There’s a lot of talk about best practices these days, but not every site will tell you what a best practice is. Technically, a best practice is a process that consistently demonstrates superior results compared to other processes that accomplish the same task. Best practices are necessary because, without them, an organization will not advance up the hierarchy of supply (as discussed by the maverick and the doctor in their article on “availability and delivery in a hierarchy of supply”) and will always be worrying about simply insuring supply and never able to truly focus on cost reduction, demand control, or value generation.
To illustrate why best practices are needed, let’s consider one activity at each level of the hierarchy of supply: supply (chain) visibility, cost modelling, demand management, and value management.
Supply Chain visibility is not as simple as getting all of your contracts in the system, mapping the supply chain for critical products down to tier 3 (or tier 4) raw material suppliers, and then setting up automated monitoring of news sources for potential disruptions. To simply take a supply chain map, set it (in the system), and forget it until an alert comes in is a disaster waiting to happen. First of all, the supply chain is not static. New contracts with new suppliers will be cut. Disruptions will force emergency substitutions to different suppliers. And the map will quickly get out of date. Moreover, not all disruptive events will make the (English) news sources the semantic event monitoring software will be parsing. For example, maybe the mining company went bankrupt, didn’t file for bankruptcy, and didn’t tell anyone. They just stopped shipping. The first inclination won’t be until a tier 3 component supplier realizes a shipment is a couple of weeks late. They may or may not tell the tier 2 subassembly supplier, who won’t realize this until a few months later when the tier 3 supplier’s shipment doesn’t show up because the tier 3 finally ran out of inventory. But it might still be a few more months before the tier 1 supplier realizes the assembly, which was being shipped slow ocean freight, doesn’t show up.

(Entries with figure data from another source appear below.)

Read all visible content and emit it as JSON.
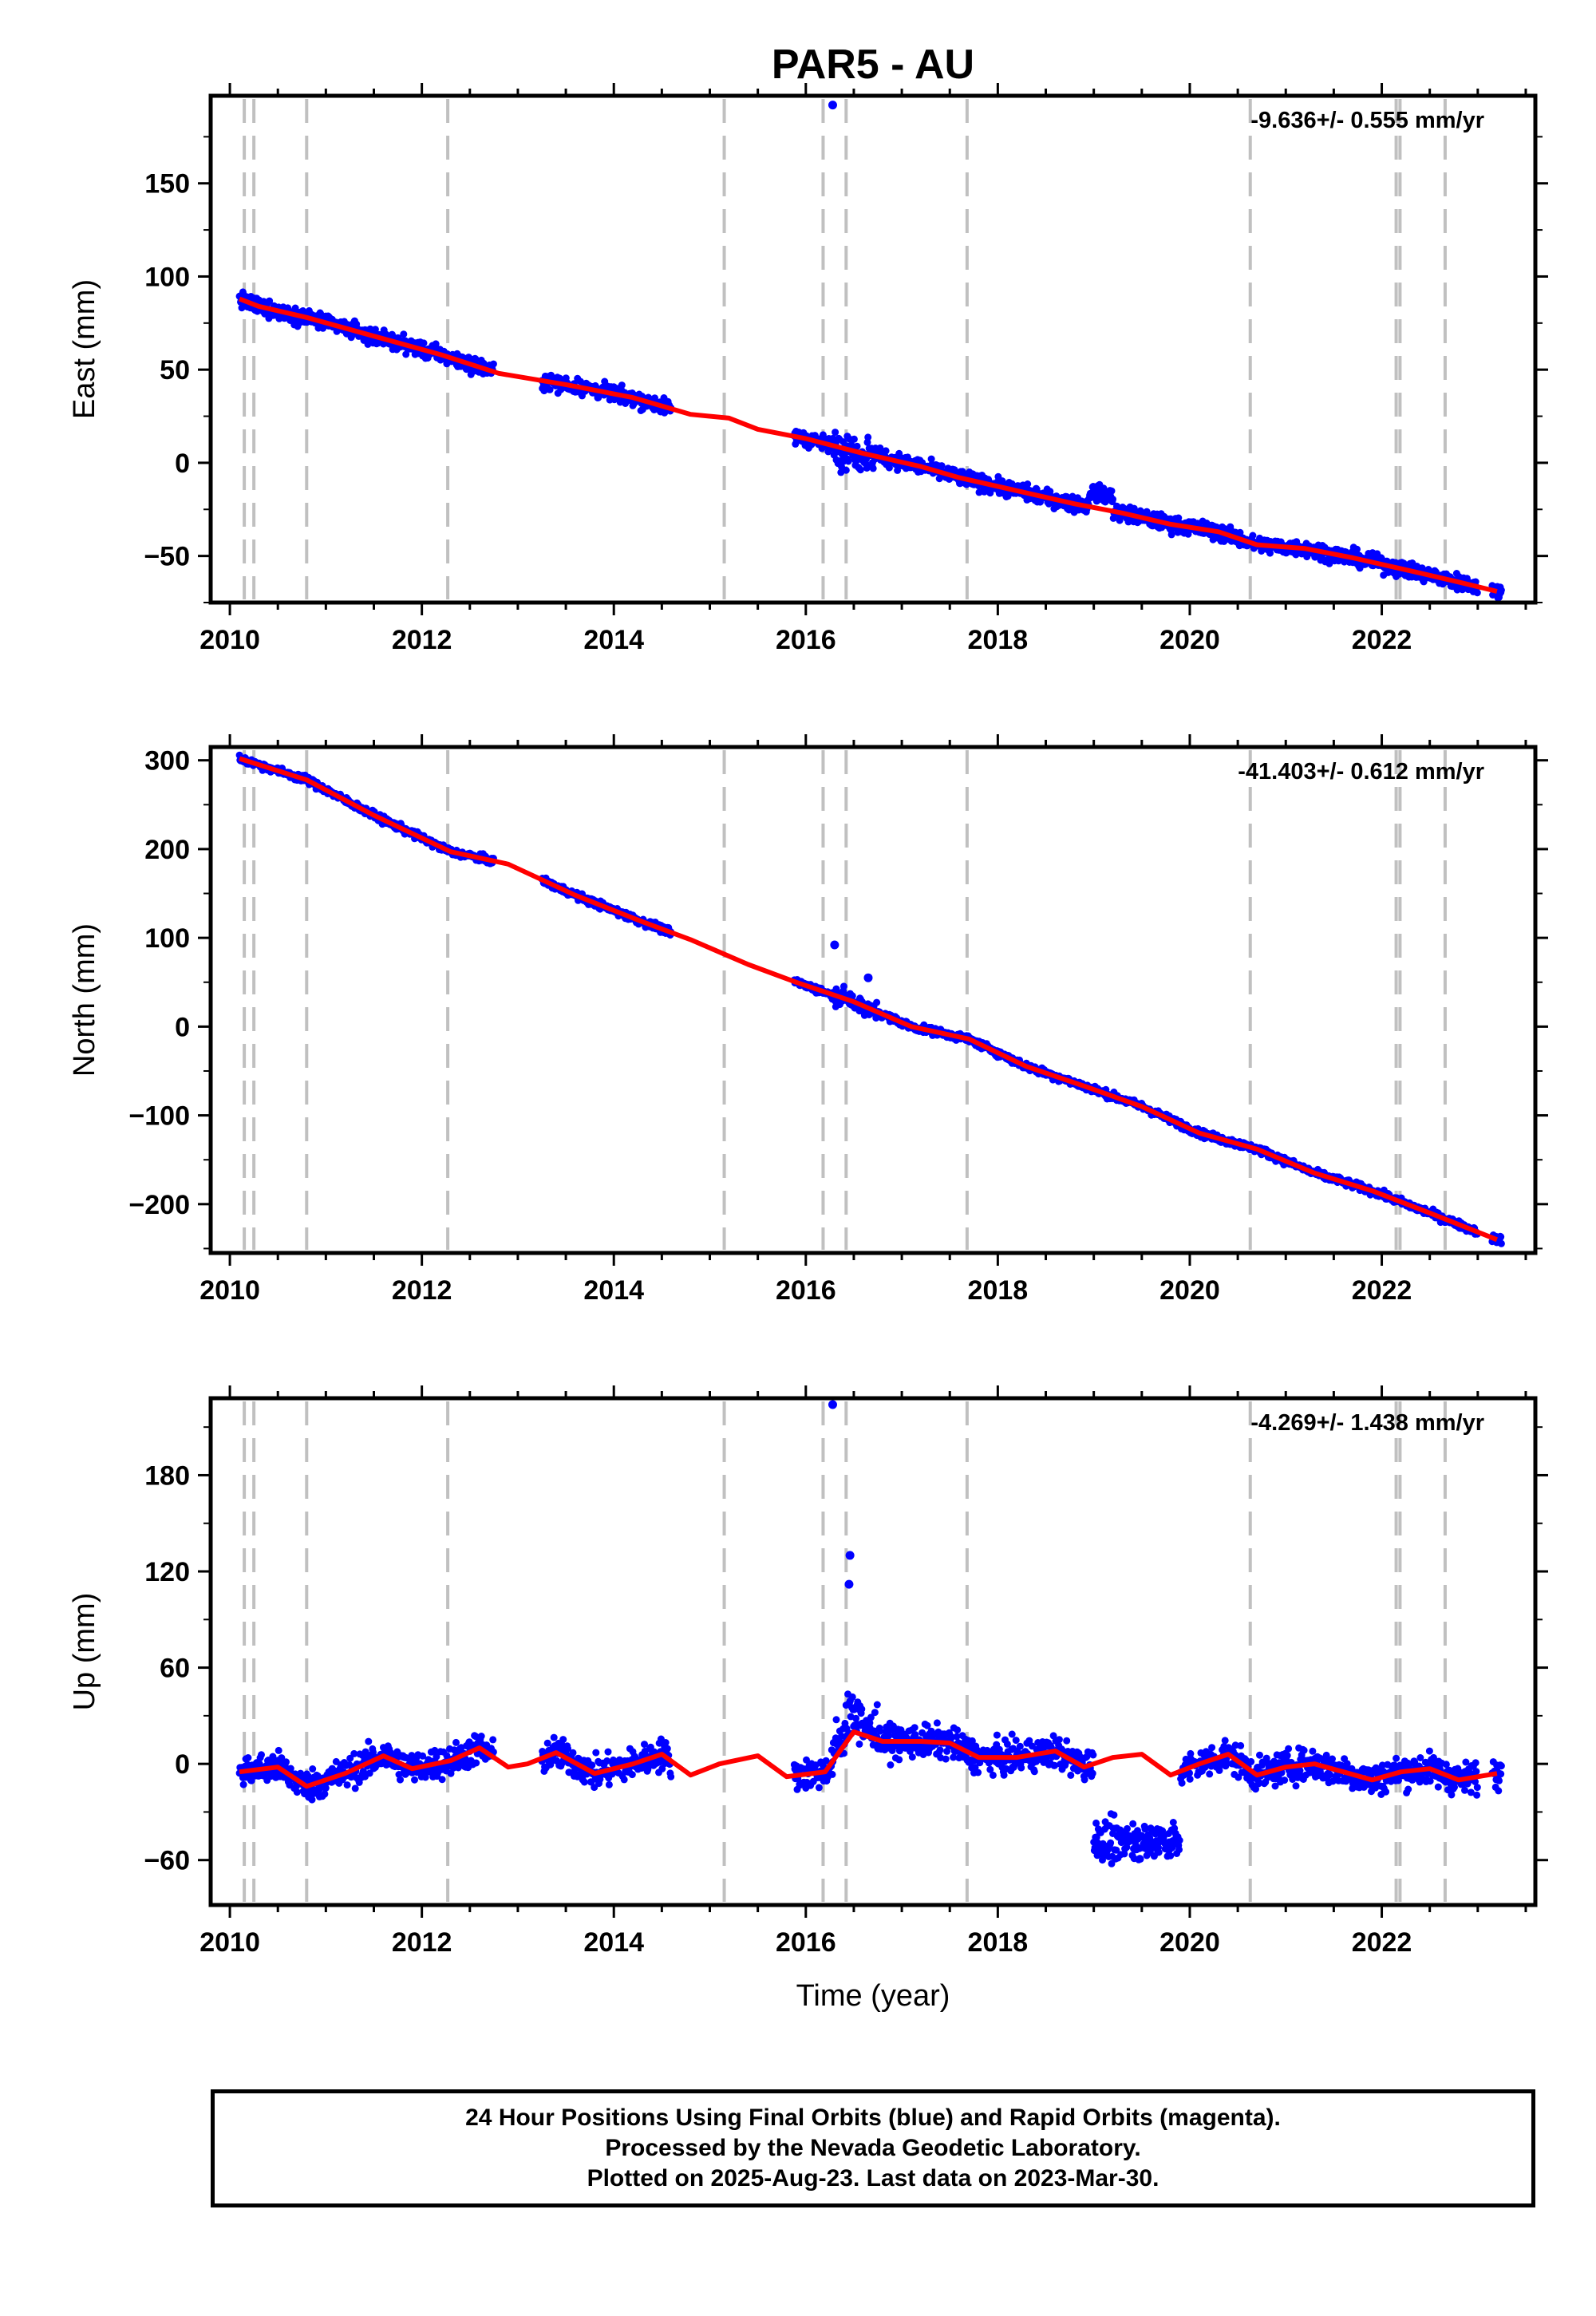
{
  "title": "PAR5 - AU",
  "chart_data": [
    {
      "type": "scatter",
      "panel": "east",
      "ylabel": "East (mm)",
      "xlabel": "",
      "rate_text": "-9.636+/- 0.555 mm/yr",
      "xlim": [
        2009.8,
        2023.6
      ],
      "ylim": [
        -75,
        197
      ],
      "yticks": [
        150,
        100,
        50,
        0,
        -50
      ],
      "ytick_labels": [
        "150",
        "100",
        "50",
        "0",
        "−50"
      ],
      "xticks": [
        2010,
        2012,
        2014,
        2016,
        2018,
        2020,
        2022
      ],
      "xtick_labels": [
        "2010",
        "2012",
        "2014",
        "2016",
        "2018",
        "2020",
        "2022"
      ],
      "grid": false,
      "outliers": [
        [
          2016.28,
          192
        ]
      ],
      "model_line": [
        [
          2010.1,
          88
        ],
        [
          2010.3,
          84
        ],
        [
          2010.8,
          78
        ],
        [
          2011.5,
          68
        ],
        [
          2012.2,
          58
        ],
        [
          2012.8,
          48
        ],
        [
          2013.5,
          42
        ],
        [
          2014.2,
          35
        ],
        [
          2014.8,
          26
        ],
        [
          2015.2,
          24
        ],
        [
          2015.5,
          18
        ],
        [
          2016.0,
          13
        ],
        [
          2016.6,
          5
        ],
        [
          2017.2,
          -2
        ],
        [
          2017.6,
          -8
        ],
        [
          2018.2,
          -15
        ],
        [
          2018.8,
          -22
        ],
        [
          2019.3,
          -27
        ],
        [
          2019.8,
          -33
        ],
        [
          2020.3,
          -37
        ],
        [
          2020.7,
          -44
        ],
        [
          2021.2,
          -46
        ],
        [
          2021.7,
          -51
        ],
        [
          2022.3,
          -58
        ],
        [
          2022.8,
          -64
        ],
        [
          2023.2,
          -69
        ]
      ],
      "series": [
        {
          "name": "Final Orbits",
          "color": "#0000ff"
        },
        {
          "color": "#ff0000"
        }
      ]
    },
    {
      "type": "scatter",
      "panel": "north",
      "ylabel": "North (mm)",
      "xlabel": "",
      "rate_text": "-41.403+/- 0.612 mm/yr",
      "xlim": [
        2009.8,
        2023.6
      ],
      "ylim": [
        -255,
        315
      ],
      "yticks": [
        300,
        200,
        100,
        0,
        -100,
        -200
      ],
      "ytick_labels": [
        "300",
        "200",
        "100",
        "0",
        "−100",
        "−200"
      ],
      "xticks": [
        2010,
        2012,
        2014,
        2016,
        2018,
        2020,
        2022
      ],
      "xtick_labels": [
        "2010",
        "2012",
        "2014",
        "2016",
        "2018",
        "2020",
        "2022"
      ],
      "grid": false,
      "outliers": [
        [
          2016.3,
          92
        ],
        [
          2016.65,
          55
        ]
      ],
      "model_line": [
        [
          2010.1,
          302
        ],
        [
          2010.8,
          278
        ],
        [
          2011.5,
          238
        ],
        [
          2012.3,
          197
        ],
        [
          2012.9,
          183
        ],
        [
          2013.6,
          148
        ],
        [
          2014.3,
          118
        ],
        [
          2014.8,
          98
        ],
        [
          2015.4,
          70
        ],
        [
          2015.9,
          50
        ],
        [
          2016.5,
          28
        ],
        [
          2017.1,
          0
        ],
        [
          2017.7,
          -14
        ],
        [
          2018.3,
          -45
        ],
        [
          2018.9,
          -67
        ],
        [
          2019.5,
          -90
        ],
        [
          2020.1,
          -120
        ],
        [
          2020.7,
          -138
        ],
        [
          2021.3,
          -165
        ],
        [
          2021.9,
          -185
        ],
        [
          2022.5,
          -210
        ],
        [
          2023.2,
          -240
        ]
      ],
      "series": [
        {
          "name": "Final Orbits",
          "color": "#0000ff"
        },
        {
          "color": "#ff0000"
        }
      ]
    },
    {
      "type": "scatter",
      "panel": "up",
      "ylabel": "Up (mm)",
      "xlabel": "Time (year)",
      "rate_text": "-4.269+/- 1.438 mm/yr",
      "xlim": [
        2009.8,
        2023.6
      ],
      "ylim": [
        -88,
        228
      ],
      "yticks": [
        180,
        120,
        60,
        0,
        -60
      ],
      "ytick_labels": [
        "180",
        "120",
        "60",
        "0",
        "−60"
      ],
      "xticks": [
        2010,
        2012,
        2014,
        2016,
        2018,
        2020,
        2022
      ],
      "xtick_labels": [
        "2010",
        "2012",
        "2014",
        "2016",
        "2018",
        "2020",
        "2022"
      ],
      "grid": false,
      "outliers": [
        [
          2016.28,
          224
        ],
        [
          2016.46,
          130
        ],
        [
          2016.45,
          112
        ]
      ],
      "model_line": [
        [
          2010.1,
          -5
        ],
        [
          2010.5,
          -2
        ],
        [
          2010.8,
          -14
        ],
        [
          2011.2,
          -6
        ],
        [
          2011.6,
          5
        ],
        [
          2011.9,
          -3
        ],
        [
          2012.3,
          2
        ],
        [
          2012.6,
          10
        ],
        [
          2012.9,
          -2
        ],
        [
          2013.1,
          0
        ],
        [
          2013.4,
          7
        ],
        [
          2013.8,
          -6
        ],
        [
          2014.2,
          0
        ],
        [
          2014.5,
          6
        ],
        [
          2014.8,
          -7
        ],
        [
          2015.1,
          0
        ],
        [
          2015.5,
          5
        ],
        [
          2015.8,
          -8
        ],
        [
          2016.2,
          -5
        ],
        [
          2016.5,
          20
        ],
        [
          2016.8,
          14
        ],
        [
          2017.2,
          14
        ],
        [
          2017.5,
          13
        ],
        [
          2017.8,
          4
        ],
        [
          2018.2,
          4
        ],
        [
          2018.6,
          8
        ],
        [
          2018.9,
          -2
        ],
        [
          2019.2,
          4
        ],
        [
          2019.5,
          6
        ],
        [
          2019.8,
          -7
        ],
        [
          2020.1,
          0
        ],
        [
          2020.4,
          6
        ],
        [
          2020.7,
          -7
        ],
        [
          2021.0,
          -2
        ],
        [
          2021.3,
          0
        ],
        [
          2021.6,
          -5
        ],
        [
          2021.9,
          -10
        ],
        [
          2022.2,
          -5
        ],
        [
          2022.5,
          -3
        ],
        [
          2022.8,
          -10
        ],
        [
          2023.2,
          -6
        ]
      ],
      "series": [
        {
          "name": "Final Orbits",
          "color": "#0000ff"
        },
        {
          "color": "#ff0000"
        }
      ]
    }
  ],
  "break_lines": [
    2010.15,
    2010.25,
    2010.8,
    2012.27,
    2015.15,
    2016.18,
    2016.42,
    2017.68,
    2020.63,
    2022.15,
    2022.19,
    2022.66
  ],
  "data_segments": [
    [
      2010.1,
      2012.75
    ],
    [
      2013.25,
      2014.6
    ],
    [
      2015.88,
      2023.0
    ],
    [
      2023.15,
      2023.25
    ]
  ],
  "colors": {
    "final_orbits": "#0000ff",
    "model": "#ff0000",
    "breaks": "#c0c0c0",
    "frame": "#000000"
  },
  "footer": {
    "line1": "24 Hour Positions Using Final Orbits (blue) and Rapid Orbits (magenta).",
    "line2": "Processed by the Nevada Geodetic Laboratory.",
    "line3": "Plotted on 2025-Aug-23. Last data on 2023-Mar-30."
  }
}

In order to ensure that the organization actually has supply chain visibility and a realistic chance of detecting supply chain disruptions, the organization will have to create procedures and processes to make sure the supply chain map is kept up to date, that regular communication happens up and down the supply chain, and that multiple news and data sources are monitored to catch indicators of potentially disruptive events. And then it will have to implement best practices to see that this is done, and verified, on a regular basis.
Now consider should cost modelling. A should cost model is only accurate as long as each of the cost components are valid. Just because the should cost model that was done two months ago indicated the likelihood of a potential savings opportunity, this doesn’t mean that the opportunity is still there today. A spike in oil prices (due to a disaster that required the temporary, or permanent, closing/capping of a well) could have jacked energy, and, in turn, production overhead and transportation costs that negated the savings that came from a demand/supply imbalance. Alternatively, if the projected cost trend was an increase, mandating the quick lock in, shifts in the market could have flipped the cost trend, which is now downward, and the organization may want to just spot buy for the next few weeks, or months, until the optimal buy time comes around. In order to benefit from cost models, the organization needs to have processes in place to make sure cost models are verified before each sourcing event, that each data feed is verified, and that the time is still right for the sourcing event.
When it comes to demand management, it’s good to identify a demand management opportunity, such as reducing the paper required by Accounts Payable by providing them with a second monitor so they don’t have to print out scanned invoices to re-key them in the system, but that only happens if the second monitors get bought, setup, used, and the AP staff change their tree murdering ways. There needs to be a process in place to follow up on the strategy, monitor consumption, and plot usage trends on a regular basis to insure that the projections are being met and that the plan is coming together.
Finally, when it comes to value management, not a single strategy can work without good processes and even better practices. Just specifying a MDM strategy is not enough to insure that it is properly implemented and followed. Cross-Functional Collaboration is more than a C-Suite mandate. SRM is both a process and a set of practices implemented by your relationship managers. And so on.
As we can see, each level of the hierarchy requires best practices to make sure the right workflows are followed and the expected results achieved.
Best Practices are what supply management thrives on. Furthermore, there is no single definition of a best practice for any function because any function that does better than the other practices available to you is a best practice, and it is not necessarily the best practice used by your competition.